Three years ago, Davidson approached Moats with the idea of hosting a seminar for Idaho teachers on the science of reading. She was enthusiastic and willing to lend her expertise and connections to make it happen.
“She connected the library to several preeminent literacy scholars in the nation, and because of Louisa’s esteemed background, they were willing to participate in the symposium and shape something that hadn’t happened before in the state. That was the birth of the Sun Valley Early Literacy Summit, and Louisa was a key inspiration behind it,” Davidson said.
“Louisa emanates such grace and good humor even as she has faced what has oftentimes been discouraging,” added Davidson. “Yet rather than being deflated, she has continued on, and her quiet, graceful, good-humored, and fierce persistence has provided relief to parents who have children with dyslexia, inspiration to teachers who want all of their students to flourish and is helping to create an environment in Idaho and the nation where every person could enjoy the richness that comes from simply being able to read.”
Sun Valley Living
“I moved here in 2004 with my husband Steve Mitchell, who I married in 2003,” said Moats. “He had a longer-term relationship with the Valley, as he already had a house here when I met him, and in the early 1990s, he had owned a bookstore in Ketchum called the Main Street Book Store and Café. He was a publisher, and the publishing company he worked for recruited me to write LETRS in 2001.”
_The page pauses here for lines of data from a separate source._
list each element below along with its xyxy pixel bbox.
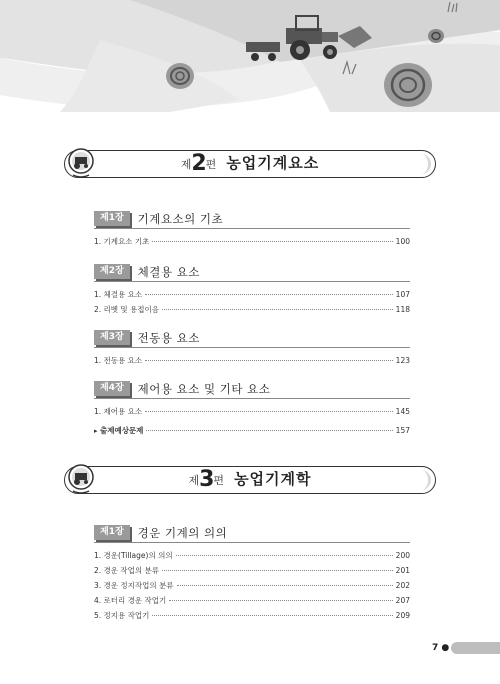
part-number: 2 bbox=[191, 151, 206, 176]
chapter-section bbox=[94, 261, 410, 319]
chapter-tag: 제3장 bbox=[94, 330, 130, 345]
chapter-title: 전동용 요소 bbox=[137, 330, 200, 345]
part-suffix: 편 bbox=[205, 158, 217, 171]
chapter-title: 기계요소의 기초 bbox=[137, 211, 224, 226]
chapter-tag: 제4장 bbox=[94, 381, 130, 396]
toc-entry[interactable] bbox=[94, 550, 410, 565]
toc-entry-page: 107 bbox=[395, 290, 410, 299]
page-number bbox=[432, 640, 449, 656]
chapter-tag: 제1장 bbox=[94, 211, 130, 226]
toc-entry-title: 5. 정지용 작업기 bbox=[94, 611, 150, 620]
part-3-banner bbox=[64, 466, 436, 494]
dot-leader bbox=[177, 585, 393, 586]
part-prefix: 제 bbox=[180, 158, 192, 171]
chapter-header bbox=[94, 378, 410, 396]
part-title bbox=[64, 152, 436, 176]
toc-entry-title: ▸ 출제예상문제 bbox=[94, 425, 143, 436]
page-number-tab bbox=[451, 642, 500, 654]
chapter-header bbox=[94, 327, 410, 345]
dot-leader bbox=[169, 600, 392, 601]
part-suffix: 편 bbox=[213, 474, 225, 487]
dot-leader bbox=[145, 360, 393, 361]
dot-leader bbox=[176, 555, 393, 556]
part-title bbox=[64, 468, 436, 492]
toc-entry[interactable] bbox=[94, 236, 410, 251]
toc-entry[interactable] bbox=[94, 304, 410, 319]
chapter-header bbox=[94, 208, 410, 226]
chapter-title: 제어용 요소 및 기타 요소 bbox=[137, 381, 271, 396]
toc-entry-page: 157 bbox=[395, 426, 410, 435]
toc-entry-title: 2. 경운 작업의 분류 bbox=[94, 566, 160, 575]
chapter-title: 경운 기계의 의의 bbox=[137, 525, 228, 540]
toc-entry-page: 200 bbox=[395, 551, 410, 560]
toc-entry-page: 201 bbox=[395, 566, 410, 575]
chapter-section bbox=[94, 208, 410, 251]
toc-entry-page: 207 bbox=[395, 596, 410, 605]
dot-leader bbox=[152, 241, 392, 242]
part-2-banner bbox=[64, 150, 436, 178]
toc-entry-title: 1. 제어용 요소 bbox=[94, 407, 143, 416]
toc-entry-title: 4. 로터리 경운 작업기 bbox=[94, 596, 167, 605]
chapter-section bbox=[94, 378, 410, 440]
header-illustration bbox=[0, 0, 500, 112]
dot-leader bbox=[145, 294, 393, 295]
bullet-icon: ● bbox=[441, 643, 450, 653]
toc-entry-page: 145 bbox=[395, 407, 410, 416]
chapter-header bbox=[94, 261, 410, 279]
toc-entry[interactable] bbox=[94, 289, 410, 304]
part-name: 농업기계학 bbox=[234, 470, 312, 488]
toc-entry-page: 209 bbox=[395, 611, 410, 620]
part-number: 3 bbox=[199, 467, 214, 492]
toc-entry-page: 123 bbox=[395, 356, 410, 365]
chapter-section bbox=[94, 327, 410, 370]
toc-entry[interactable] bbox=[94, 406, 410, 421]
dot-leader bbox=[145, 411, 393, 412]
dot-leader bbox=[152, 615, 392, 616]
toc-entry-title: 1. 체결용 요소 bbox=[94, 290, 143, 299]
part-name: 농업기계요소 bbox=[226, 154, 320, 172]
chapter-tag: 제2장 bbox=[94, 264, 130, 279]
chapter-header bbox=[94, 522, 410, 540]
toc-entry-page: 100 bbox=[395, 237, 410, 246]
toc-entry-title: 3. 경운 정지작업의 분류 bbox=[94, 581, 174, 590]
dot-leader bbox=[162, 309, 393, 310]
toc-entry[interactable] bbox=[94, 565, 410, 580]
toc-entry-title: 1. 전동용 요소 bbox=[94, 356, 143, 365]
toc-entry-title: 1. 기계요소 기초 bbox=[94, 237, 150, 246]
dot-leader bbox=[146, 430, 392, 431]
toc-entry[interactable] bbox=[94, 355, 410, 370]
toc-entry-page: 202 bbox=[395, 581, 410, 590]
chapter-section bbox=[94, 522, 410, 625]
part-prefix: 제 bbox=[188, 474, 200, 487]
toc-entry[interactable] bbox=[94, 610, 410, 625]
dot-leader bbox=[162, 570, 393, 571]
toc-entry[interactable] bbox=[94, 580, 410, 595]
toc-entry-page: 118 bbox=[395, 305, 410, 314]
toc-entry-title: 1. 경운(Tillage)의 의의 bbox=[94, 551, 173, 560]
page-number-value: 7 bbox=[432, 643, 439, 653]
toc-entry-title: 2. 리벳 및 용접이음 bbox=[94, 305, 160, 314]
toc-entry[interactable] bbox=[94, 595, 410, 610]
chapter-tag: 제1장 bbox=[94, 525, 130, 540]
toc-entry-exercises[interactable] bbox=[94, 425, 410, 440]
chapter-title: 체결용 요소 bbox=[137, 264, 200, 279]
She embraced the winter wonderland and learned to ski soon after moving here. “My daughter was an extreme skier, and her husband was a downhill racer on the U.S. Ski Team, and I was surrounded by skiing, so I decided I had to learn. I signed up for Mountain Masters for a few years, but now I am taking it a bit easier,” saying she still enjoys Nordic skiing, “and I have two grandchildren, who, fortunately, love to read and love books!”
Today, in her “retirement,” Moats golfs, or as she says, “I play golf a little bit, badly! I have a bike and work out at the Y, and I hike.” However, she refuses to reveal her favorite hiking trail, saying with a laugh, “I won’t tell because more people will use it, and it’s my private Idaho right now.
“Now, I turn my attention to the local efforts to improve education for kids here in the Valley. I want to do what I can from the sidelines to make sure that Blaine County capitalizes on reading science and lifts up the kids here. They’re already doing a lot, but there is a lot of work to be done and I’m just keeping my hand in where I can to help steer things in the right direction.”